If you’ve ever downloaded a large file—a game patch, or (let’s be honest) a TV show—chances are you’ve used BitTorrent, even if indirectly. Born in 2001 from the mind of Bram Cohen, BitTorrent didn’t just become another file-sharing protocol—it became the most efficient way to distribute large files across the internet. At its peak, it accounted for 35% of all internet traffic.
But what made BitTorrent so special? And how does it actually work? Let’s break it down.
P2P networking : A refresher
A simple definition :
💡A communications model in which each party has the same capabilities and either party
can initiate a communication session
The formal definition :
💡A distributed network architecture may be called a Peer-to-Peer (P-to-P, P2P,...) network
if the participants share a part of their own (hardware) resources (processing*
*power, storage capacity, network link capacity, printers,...).
These shared resources are necessary to provide the Service and content offered by the network (e.g. file sharing or shared workspaces for collaboration).
They are accessible by other peers directly, without passing intermediary entities.*
The participants of such a network are thus resource (Service and content) providers as well as resource (Service and content) requestors (Servant-concept)
Pure p2p :
💡A distributed network architecture has to be classified as a “Pure” Peer-to-Peer network,
if it is firstly a Peer-to- Peer network according to Definition 1 and
secondly if any single, arbitrary chosen Terminal Entity can be removed from the network without having the network suffering any loss of network service*
Hybrid p2p :
💡distributed network architecture has to be classified as a “Hybrid” Peer-to-Peer network, if it is firstly a Peer-to-Peer network according to Definition 1 and secondly a central entity is necessary to provide parts of the offered network services
Why bittorrent was just different
Most early file-sharing systems (like Napster or Kazaa) relied on a simple model: you download a file directly from one person. The problem? If that person had a slow upload speed, your download crawled to a halt.
BitTorrent flipped this on its head by introducing swarming—a way to download different pieces of a file from multiple people at once. This meant:
Faster downloads (you’re not bottlenecked by one slow peer).
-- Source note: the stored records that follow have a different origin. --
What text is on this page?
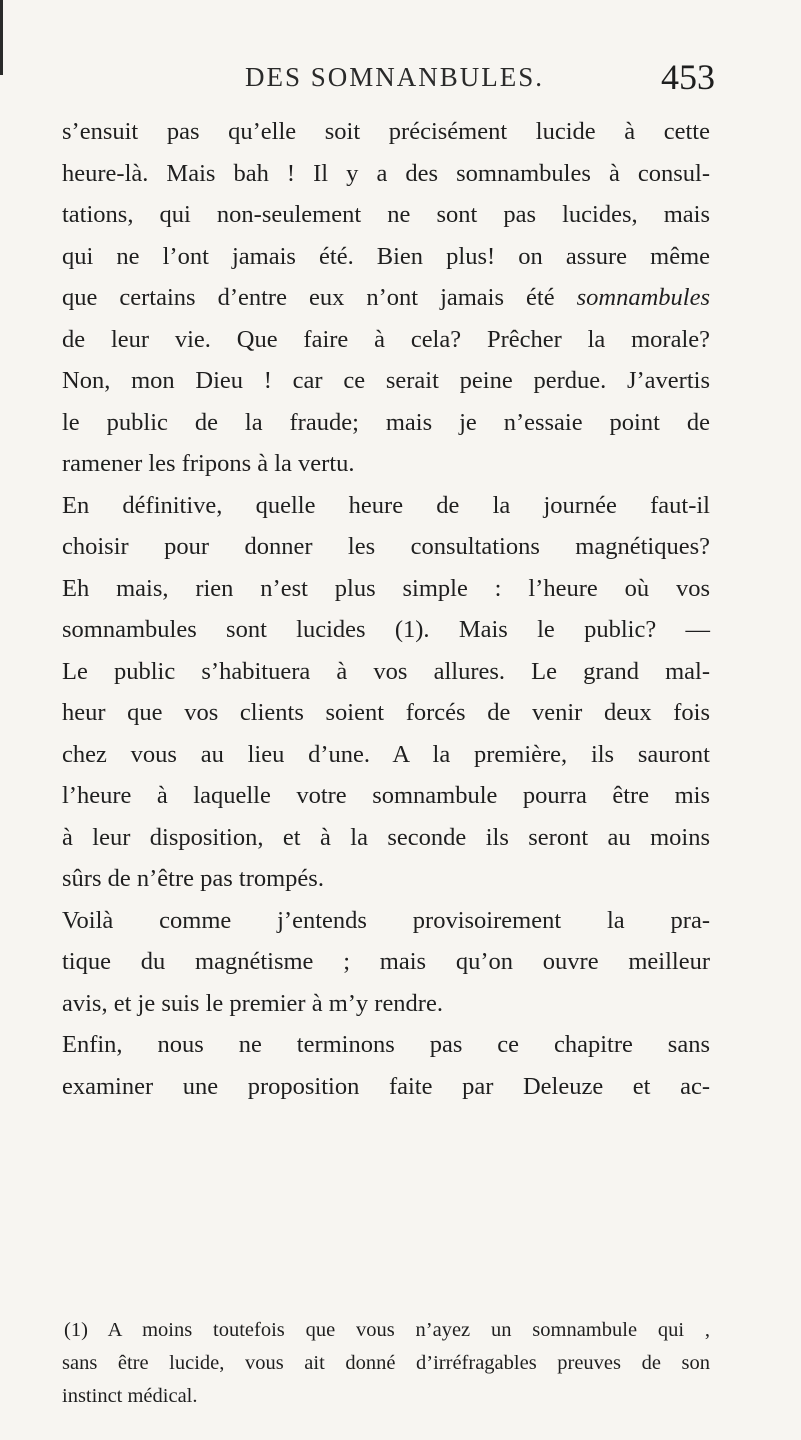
DES SOMNANBULES.	453
s’ensuit pas qu’elle soit précisément lucide à cette
heure-là. Mais bah ! Il y a des somnambules à consul-
tations, qui non-seulement ne sont pas lucides, mais
qui ne l’ont jamais été. Bien plus! on assure même
que certains d’entre eux n’ont jamais été somnambules
de leur vie. Que faire à cela? Prêcher la morale?
Non, mon Dieu ! car ce serait peine perdue. J’avertis
le public de la fraude; mais je n’essaie point de
ramener les fripons à la vertu.
En définitive, quelle heure de la journée faut-il
choisir pour donner les consultations magnétiques?
Eh mais, rien n’est plus simple : l’heure où vos
somnambules sont lucides (1). Mais le public? —
Le public s’habituera à vos allures. Le grand mal-
heur que vos clients soient forcés de venir deux fois
chez vous au lieu d’une. A la première, ils sauront
l’heure à laquelle votre somnambule pourra être mis
à leur disposition, et à la seconde ils seront au moins
sûrs de n’être pas trompés.
Voilà comme j’entends provisoirement la pra-
tique du magnétisme ; mais qu’on ouvre meilleur
avis, et je suis le premier à m’y rendre.
Enfin, nous ne terminons pas ce chapitre sans
examiner une proposition faite par Deleuze et ac-
(1) A moins toutefois que vous n’ayez un somnambule qui ,
sans être lucide, vous ait donné d’irréfragables preuves de son
instinct médical.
Fairer sharing (you upload to others while downloading).
Less strain on the original host (the more people downloading, the more sources there are).
The key innovation? Tit-for-tat incentives—if you don’t upload to others, they won’t upload to you. This kept freeloaders in check and made the system self-sustaining
Architecture
💡Read the entire protocol specification at https://www.bittorrent.org/beps/bep_0003.html
The base components of the system are :
static metainfo file (a “torrent” file) - A metadata file that describes the content (filename, size, hashes) and points to the tracker.
a tracker - A server (or decentralized network) that helps peers find each other in the swarm.
Seed (an original downloader) - A peer that has the complete file and shares it with others.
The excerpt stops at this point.